Потом из бессмысленной этой отуманенности, из запропастившихся этих далей он снова возвращался в себя и в действительность; замечал на ковре свои ступни, дебелые и нежные, как у женщины, и потихоньку вытаскивал золотые запонки из манжет дневной рубахи. Затем отправлялся на кухню и обнаруживал там в тенистом закутке ведерко с водой – кружок тихого чуткого зеркала, которое – единственно живое и посвященное существо в пустом жилище – ожидало его. Он наливал в таз воды и пробовал кожей вкус ее тусклой и застойной сладковатой мокроты.
Долго и тщательно занимался он туалетом, не торопясь и делая паузы между отдельными манипуляциями.

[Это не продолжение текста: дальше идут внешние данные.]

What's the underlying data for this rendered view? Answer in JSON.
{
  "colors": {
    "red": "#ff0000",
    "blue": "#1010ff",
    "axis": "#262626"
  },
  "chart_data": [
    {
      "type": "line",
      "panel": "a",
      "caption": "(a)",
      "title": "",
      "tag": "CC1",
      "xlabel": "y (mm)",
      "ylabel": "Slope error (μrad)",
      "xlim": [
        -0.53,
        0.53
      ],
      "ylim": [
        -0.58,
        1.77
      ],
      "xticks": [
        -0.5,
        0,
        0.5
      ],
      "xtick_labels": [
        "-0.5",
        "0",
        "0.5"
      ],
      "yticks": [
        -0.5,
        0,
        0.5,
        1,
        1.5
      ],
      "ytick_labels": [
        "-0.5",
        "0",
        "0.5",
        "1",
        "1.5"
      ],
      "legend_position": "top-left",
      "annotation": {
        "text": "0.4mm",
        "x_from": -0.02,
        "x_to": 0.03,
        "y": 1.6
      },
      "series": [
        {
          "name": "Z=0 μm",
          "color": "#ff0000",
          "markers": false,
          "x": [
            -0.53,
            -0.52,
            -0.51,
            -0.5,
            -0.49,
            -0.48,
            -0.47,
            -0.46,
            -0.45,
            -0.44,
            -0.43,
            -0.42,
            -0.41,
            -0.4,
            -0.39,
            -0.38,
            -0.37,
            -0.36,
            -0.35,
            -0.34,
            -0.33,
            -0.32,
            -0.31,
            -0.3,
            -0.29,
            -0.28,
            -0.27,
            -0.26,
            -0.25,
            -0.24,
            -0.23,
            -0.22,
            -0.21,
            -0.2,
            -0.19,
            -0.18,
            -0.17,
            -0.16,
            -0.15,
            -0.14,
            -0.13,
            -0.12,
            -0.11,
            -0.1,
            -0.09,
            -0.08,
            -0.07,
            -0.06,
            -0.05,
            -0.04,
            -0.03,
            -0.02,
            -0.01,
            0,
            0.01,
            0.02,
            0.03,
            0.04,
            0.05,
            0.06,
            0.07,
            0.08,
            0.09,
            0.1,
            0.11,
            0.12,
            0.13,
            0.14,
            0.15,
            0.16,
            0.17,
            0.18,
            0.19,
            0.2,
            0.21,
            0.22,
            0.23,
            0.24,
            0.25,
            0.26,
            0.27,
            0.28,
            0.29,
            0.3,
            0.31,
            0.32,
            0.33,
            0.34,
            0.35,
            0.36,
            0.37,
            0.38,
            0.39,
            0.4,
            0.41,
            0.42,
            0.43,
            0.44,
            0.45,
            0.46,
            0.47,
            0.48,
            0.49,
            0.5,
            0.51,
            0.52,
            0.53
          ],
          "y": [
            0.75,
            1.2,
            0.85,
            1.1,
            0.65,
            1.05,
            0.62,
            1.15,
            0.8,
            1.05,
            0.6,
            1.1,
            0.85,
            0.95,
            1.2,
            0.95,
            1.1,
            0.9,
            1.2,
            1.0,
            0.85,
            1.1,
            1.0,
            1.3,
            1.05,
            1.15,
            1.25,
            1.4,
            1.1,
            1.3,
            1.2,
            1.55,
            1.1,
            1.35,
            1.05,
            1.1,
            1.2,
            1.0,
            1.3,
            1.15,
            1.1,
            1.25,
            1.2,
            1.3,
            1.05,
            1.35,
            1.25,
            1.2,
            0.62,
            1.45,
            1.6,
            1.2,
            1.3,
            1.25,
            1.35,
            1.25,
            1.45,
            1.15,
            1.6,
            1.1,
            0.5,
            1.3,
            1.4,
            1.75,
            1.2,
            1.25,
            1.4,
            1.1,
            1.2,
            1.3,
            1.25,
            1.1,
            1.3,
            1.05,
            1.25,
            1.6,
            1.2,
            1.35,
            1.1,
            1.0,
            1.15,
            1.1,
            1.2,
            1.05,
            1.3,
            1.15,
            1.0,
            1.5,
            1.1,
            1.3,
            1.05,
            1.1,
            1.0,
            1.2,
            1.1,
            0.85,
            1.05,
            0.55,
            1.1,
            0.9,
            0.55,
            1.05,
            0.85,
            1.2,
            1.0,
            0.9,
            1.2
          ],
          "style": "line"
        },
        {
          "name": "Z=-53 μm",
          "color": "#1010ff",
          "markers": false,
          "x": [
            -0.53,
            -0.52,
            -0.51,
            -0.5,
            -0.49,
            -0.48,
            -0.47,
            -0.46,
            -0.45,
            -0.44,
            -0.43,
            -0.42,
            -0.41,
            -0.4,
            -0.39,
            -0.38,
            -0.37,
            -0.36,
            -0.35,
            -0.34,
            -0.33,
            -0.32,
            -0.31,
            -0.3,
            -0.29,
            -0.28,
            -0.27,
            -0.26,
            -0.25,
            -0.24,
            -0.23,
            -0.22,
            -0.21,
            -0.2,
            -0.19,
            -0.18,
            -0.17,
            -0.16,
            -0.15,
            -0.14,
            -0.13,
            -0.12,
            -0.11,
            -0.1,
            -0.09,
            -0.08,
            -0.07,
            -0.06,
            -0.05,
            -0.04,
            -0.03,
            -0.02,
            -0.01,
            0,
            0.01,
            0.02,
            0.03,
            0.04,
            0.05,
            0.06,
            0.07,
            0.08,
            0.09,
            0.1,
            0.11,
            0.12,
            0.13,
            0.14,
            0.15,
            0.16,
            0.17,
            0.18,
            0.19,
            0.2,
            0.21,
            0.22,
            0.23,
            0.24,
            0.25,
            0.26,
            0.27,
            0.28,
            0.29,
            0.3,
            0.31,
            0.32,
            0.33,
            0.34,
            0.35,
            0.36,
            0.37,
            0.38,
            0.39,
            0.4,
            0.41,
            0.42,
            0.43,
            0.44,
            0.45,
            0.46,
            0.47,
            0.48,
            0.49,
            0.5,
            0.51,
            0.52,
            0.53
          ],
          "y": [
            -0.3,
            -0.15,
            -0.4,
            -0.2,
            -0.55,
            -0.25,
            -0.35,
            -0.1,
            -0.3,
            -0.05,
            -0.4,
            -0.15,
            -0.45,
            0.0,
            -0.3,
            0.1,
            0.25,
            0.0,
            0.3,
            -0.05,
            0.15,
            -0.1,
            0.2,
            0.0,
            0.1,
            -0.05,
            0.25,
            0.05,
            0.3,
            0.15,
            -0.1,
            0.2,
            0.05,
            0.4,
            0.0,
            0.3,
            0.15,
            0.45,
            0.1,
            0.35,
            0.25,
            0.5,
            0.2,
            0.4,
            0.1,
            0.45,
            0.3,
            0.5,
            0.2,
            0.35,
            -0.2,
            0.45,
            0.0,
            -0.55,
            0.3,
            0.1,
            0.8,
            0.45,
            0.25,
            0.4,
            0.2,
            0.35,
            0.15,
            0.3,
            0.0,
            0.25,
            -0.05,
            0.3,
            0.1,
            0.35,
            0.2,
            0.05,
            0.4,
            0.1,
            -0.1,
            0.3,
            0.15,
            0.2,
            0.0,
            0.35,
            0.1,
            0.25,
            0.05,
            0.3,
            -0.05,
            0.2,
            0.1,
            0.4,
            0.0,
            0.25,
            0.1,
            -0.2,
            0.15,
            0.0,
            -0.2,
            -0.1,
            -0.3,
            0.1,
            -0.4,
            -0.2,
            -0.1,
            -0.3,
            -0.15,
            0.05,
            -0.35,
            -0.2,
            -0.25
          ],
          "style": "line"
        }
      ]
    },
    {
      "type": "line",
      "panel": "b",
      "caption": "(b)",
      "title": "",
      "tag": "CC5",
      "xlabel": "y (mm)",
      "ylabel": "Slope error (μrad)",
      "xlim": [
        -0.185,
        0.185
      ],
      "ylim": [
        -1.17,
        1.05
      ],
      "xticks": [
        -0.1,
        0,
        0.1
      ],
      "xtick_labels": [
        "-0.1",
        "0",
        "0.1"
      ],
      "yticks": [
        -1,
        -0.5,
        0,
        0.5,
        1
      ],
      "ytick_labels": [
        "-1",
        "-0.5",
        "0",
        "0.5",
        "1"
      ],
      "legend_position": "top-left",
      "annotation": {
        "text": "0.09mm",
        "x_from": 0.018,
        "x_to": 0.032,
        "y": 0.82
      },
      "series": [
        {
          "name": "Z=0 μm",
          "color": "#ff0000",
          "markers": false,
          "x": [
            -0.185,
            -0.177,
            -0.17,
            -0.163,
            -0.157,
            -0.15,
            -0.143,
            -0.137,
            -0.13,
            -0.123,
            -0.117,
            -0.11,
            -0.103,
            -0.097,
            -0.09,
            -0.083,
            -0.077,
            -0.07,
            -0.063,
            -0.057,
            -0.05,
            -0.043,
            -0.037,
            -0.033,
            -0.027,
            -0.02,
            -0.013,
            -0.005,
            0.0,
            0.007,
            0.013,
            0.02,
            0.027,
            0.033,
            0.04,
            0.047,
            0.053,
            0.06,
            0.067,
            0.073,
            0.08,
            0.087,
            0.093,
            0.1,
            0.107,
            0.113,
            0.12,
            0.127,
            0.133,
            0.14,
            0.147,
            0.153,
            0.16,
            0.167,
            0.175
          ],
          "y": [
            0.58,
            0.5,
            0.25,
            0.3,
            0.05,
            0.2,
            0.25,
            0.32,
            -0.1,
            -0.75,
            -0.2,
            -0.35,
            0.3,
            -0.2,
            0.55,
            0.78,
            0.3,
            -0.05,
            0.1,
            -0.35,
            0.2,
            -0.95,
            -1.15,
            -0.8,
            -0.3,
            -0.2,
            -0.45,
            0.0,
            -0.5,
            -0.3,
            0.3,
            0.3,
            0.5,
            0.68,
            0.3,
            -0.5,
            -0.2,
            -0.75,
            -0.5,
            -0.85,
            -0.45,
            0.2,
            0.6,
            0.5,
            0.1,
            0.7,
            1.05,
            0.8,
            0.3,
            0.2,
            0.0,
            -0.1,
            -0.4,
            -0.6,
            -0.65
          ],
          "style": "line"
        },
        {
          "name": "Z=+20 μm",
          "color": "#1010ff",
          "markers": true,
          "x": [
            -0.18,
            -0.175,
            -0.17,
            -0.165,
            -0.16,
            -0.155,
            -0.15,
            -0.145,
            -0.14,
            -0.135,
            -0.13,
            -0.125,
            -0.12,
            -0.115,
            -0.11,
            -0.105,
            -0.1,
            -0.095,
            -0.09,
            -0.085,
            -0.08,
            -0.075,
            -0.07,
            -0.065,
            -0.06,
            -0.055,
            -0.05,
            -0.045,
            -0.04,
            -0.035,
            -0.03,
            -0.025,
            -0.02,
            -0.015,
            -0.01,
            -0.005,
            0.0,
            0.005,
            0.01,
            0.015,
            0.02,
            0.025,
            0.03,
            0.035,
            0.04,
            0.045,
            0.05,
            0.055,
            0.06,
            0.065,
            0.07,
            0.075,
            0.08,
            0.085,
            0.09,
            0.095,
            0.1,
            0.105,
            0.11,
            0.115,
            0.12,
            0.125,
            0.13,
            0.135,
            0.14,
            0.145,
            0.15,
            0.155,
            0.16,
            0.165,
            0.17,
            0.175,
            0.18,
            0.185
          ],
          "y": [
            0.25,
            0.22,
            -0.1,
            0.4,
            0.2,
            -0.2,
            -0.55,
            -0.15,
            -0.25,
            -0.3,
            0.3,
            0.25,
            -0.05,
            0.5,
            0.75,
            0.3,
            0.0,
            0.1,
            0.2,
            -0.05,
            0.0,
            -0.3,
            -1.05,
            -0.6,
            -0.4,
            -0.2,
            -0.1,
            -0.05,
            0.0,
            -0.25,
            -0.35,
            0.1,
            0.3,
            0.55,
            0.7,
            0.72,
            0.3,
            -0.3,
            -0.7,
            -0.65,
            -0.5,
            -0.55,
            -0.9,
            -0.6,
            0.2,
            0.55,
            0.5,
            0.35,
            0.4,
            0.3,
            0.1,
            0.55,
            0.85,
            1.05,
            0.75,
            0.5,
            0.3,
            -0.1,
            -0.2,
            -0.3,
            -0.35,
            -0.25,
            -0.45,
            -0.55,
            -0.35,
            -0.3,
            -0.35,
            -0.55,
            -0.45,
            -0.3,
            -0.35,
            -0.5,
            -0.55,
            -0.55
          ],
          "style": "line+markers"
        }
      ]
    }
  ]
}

Жилище, пустое и заброшенное, не признавало его, мебель и стены взирали с немым неодобрением.
Он чувствовал себя, входя в их безмолвие, незваным гостем в подводном этом затонувшем королевстве, где текло иное, особое время.
Роясь в собственных ящиках, он ощущал себя вором и невольно ходил, сам того не желая, на цыпочках, боясь разбудить шумливое и чрезмерное эхо, раздраженно подстерегавшее пустяковый повод, чтобы взорваться.
А когда, наконец, тихо переходя от шкафа к шкафу, он по крупицам собирал все, что ему было нужно, и завершал туалет среди той же мебели, с отсутствующей молчаливой миной терпевшей его, и бывал, наконец, готов, то перед выходом со шляпой в руке конфузился, оттого что и в последнюю минуту не мог найти слова, которым прекратил бы враждебное это молчание, и шел к двери смирившийся, медленно, с поникшей головой, меж тем как в противоположную сторону – в глубь зеркала – неторопливо удалялся некто, навсегда повернувшийся спиной, – по пустой веренице комнат, которых на самом деле нету.
Коричные лавки
В самые краткие сонливые зимние дни, по обоим концам – с утра и вечера – отороченные меховою каймой сумерек, когда город все дальше уходил в лабиринты зимних ночей, надсадно призываемый недолгим рассветом опомниться, отец мой был уже утрачен, запродан, повязан присягой тому миру.
Лицо его и голова буйно и дико зарастали в эту пору седым волосом, торчащим неодинаковыми пучками, щетиной, длинными кисточками, вылезавшими из бородавок, бровей и ноздрей – что придавало ему вид старого взъерошенного лиса.
Обоняние и слух отца невероятно обострялись, а по игре немого напряженного лица было заметно, что, используя чувства эти, он пребывает в постоянном контакте с незримой жизнью темных закутков, мышьих нор, трухлявых пустых пространств под полами и дымоходов.
Шорохи, ночные скрипы, тайная и трескучая жизнь полов находили в нем безошибочного и чуткого подстерегателя, соглядатая и пособника. Все это поглощало его настолько, что он безраздельно погружался в недоступные нам области, о которых и не пытался свидетельствовать.
Частенько, когда штучки незримых сфер бывали уж слишком нелепы, ему случалось, ни к кому не обращаясь, отрясать пальцы и тихо посмеиваться; при этом он обменивался понимающим взглядом с нашей кошкой, которая – тоже причастная тому миру – поднимала свое циничное холодное полосатое лицо, щуря от скуки и равнодушия раскосые щелки глаз.
Во время обеда отец, с повязанной под шею салфеткой, иногда откладывал нож и вилку, вставал кошачьим движением, подкрадывался на подушечках пальцев к дверям пустой соседней комнаты и с величайшими предосторожностями заглядывал в замочную скважину. Затем, растерянно улыбаясь, словно бы сконфуженный, возвращался к столу, хмыкал и что-то невнятно бормотал, что относилось уже к внутреннему монологу, целиком его поглощавшему.
Чтобы как-то отца развеять и отвлечь от болезненных наваждений, мать водила его на вечерние прогулки, и он шел молча, не сопротивляясь, но и неохотно, рассеянный и отсутствующий. Однажды мы даже отправились в театр.